Um controle dos subsídios agrícolas não necessariamente impactará favoravelmente as economias em desenvolvimento. Os subsídios agrícolas dividem-se em vários tipos como subsídios à produção interna e subsídios à exportação. Pode-se perfeitamente reduzir os subsídios que impactem o comércio entre Estados Unidos e União Europeia e redirecioná-los para os outros mercados. De qualquer forma, trata-se de uma negociação muito difícil, pois a realidade dos 27 países que compõem a União Europeia é muito distinta — há casos em que a população agrícola é mais expressiva que outros — os mecanismos de combate às assimetrias são limitados e o avanço da produtividade na União Europeia nos anos 2000 foi muito inferior ao dos Estados Unidos. Os países de maior peso relativo de população agrícola são de economia mediterrânea (Grécia, Portugal, Espanha, Itália) ou do extremo norte (Irlanda e Islândia) justamente onde a crise se fez mais forte. Uma destruição do emprego agrícola nestes países pode agravar a crise social europeia.

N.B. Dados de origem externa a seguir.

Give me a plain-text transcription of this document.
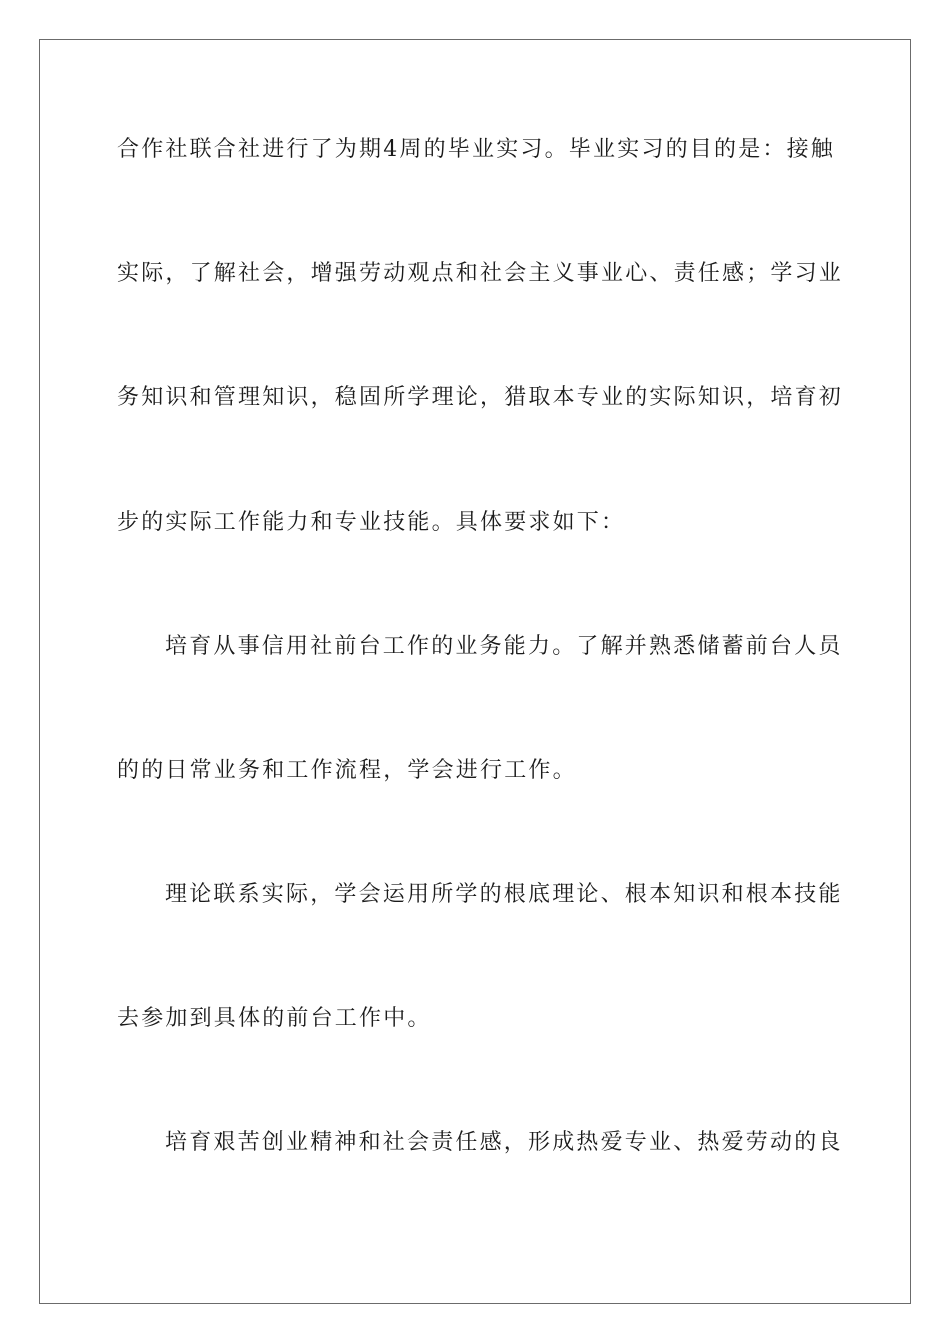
合作社联合社进行了为期4周的毕业实习。毕业实习的目的是：接触
实际，了解社会，增强劳动观点和社会主义事业心、责任感；学习业
务知识和管理知识，稳固所学理论，猎取本专业的实际知识，培育初
步的实际工作能力和专业技能。具体要求如下：
培育从事信用社前台工作的业务能力。了解并熟悉储蓄前台人员
的的日常业务和工作流程，学会进行工作。
理论联系实际，学会运用所学的根底理论、根本知识和根本技能
去参加到具体的前台工作中。
培育艰苦创业精神和社会责任感，形成热爱专业、热爱劳动的良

Finalmente, há que se considerar a dimensão política presente num acordo deste tipo, que aproxima os governos dos Estados Unidos e europeus, reforçando ações do imperialismo como as que se manifestou na Líbia, no Mali, estimulando um envolvimento maior da União Europeia e da Otan em intervenções internacionais contra governos e poderes políticos da periferia e do sul, dividindo os seus custos cada vez mais difíceis de serem suportados pelo governo estadunidense.

Caso este acordo avance e impulsione as assimetrias e as frustrações sociais, como a que se desenvolveram na União Europeia lastreada pelo euro, poderá provocar uma forte oposição interna cujos efeitos políticos certamente terão impacto significativo na geopolítica mundial do século 21.

Considera que ele possa, de alguma maneira, impactar o acordo entre a UE e o Mercosul?

Há uma tentativa de a União Europeia resolver o problema da sua crise interna buscando mercados externos. Daí a busca por impulsionar acordos comerciais com outras regiões e países. Por isso retoma o acordo bi regional entre a União europeia e o Mercosul, cujas tratativas iniciadas em 1999 foram interrompidas em 2004. Há vários contenciosos na agenda que dificultam um acordo amplo entre os blocos: a vulnerabilidade e o protecionismo do mercado agrícola europeu frente às exportações do Brasil e Argentina; a vulnerabilidade do setor industrial brasileiro e do Mercosul frente à competitividade europeia; as exigências europeias de segurança na legislação sobre investimentos em confronto com a política de nacionalizações impulsionadas por Venezuela e Argentina; as exigências europeias de tratamento nacional a empresas estrangeiras no mercado de compras governamentais ou de regras de propriedade intelectual que limitem a difusão do conhecimento.

Tudo leva a crer que os avanços possíveis diante destes contenciosos serão muito limitados. Um acordo entre Estados Unidos e União Europeia de livre-comércio poderia facilitar um acordo com o Mercosul caso encadeasse a eliminação dos subsídios agrícolas aos produtores europeus, estendendo este benefício ao Mercosul. Neste caso, poderia ser utilizado o desmonte de um dos impasses da negociação como instrumento de barganha para desmobilizar outros. Mas trata-se de um cenário muito hipotético

Os EUA firmaram o Nafta e a Aliança do Pacífico ao sul do continente, e agora este acordo com a UE em uma estratégia para fazer frente à China. Essas são também ações para golpear e fragilizar economicamente a integração latino-americana?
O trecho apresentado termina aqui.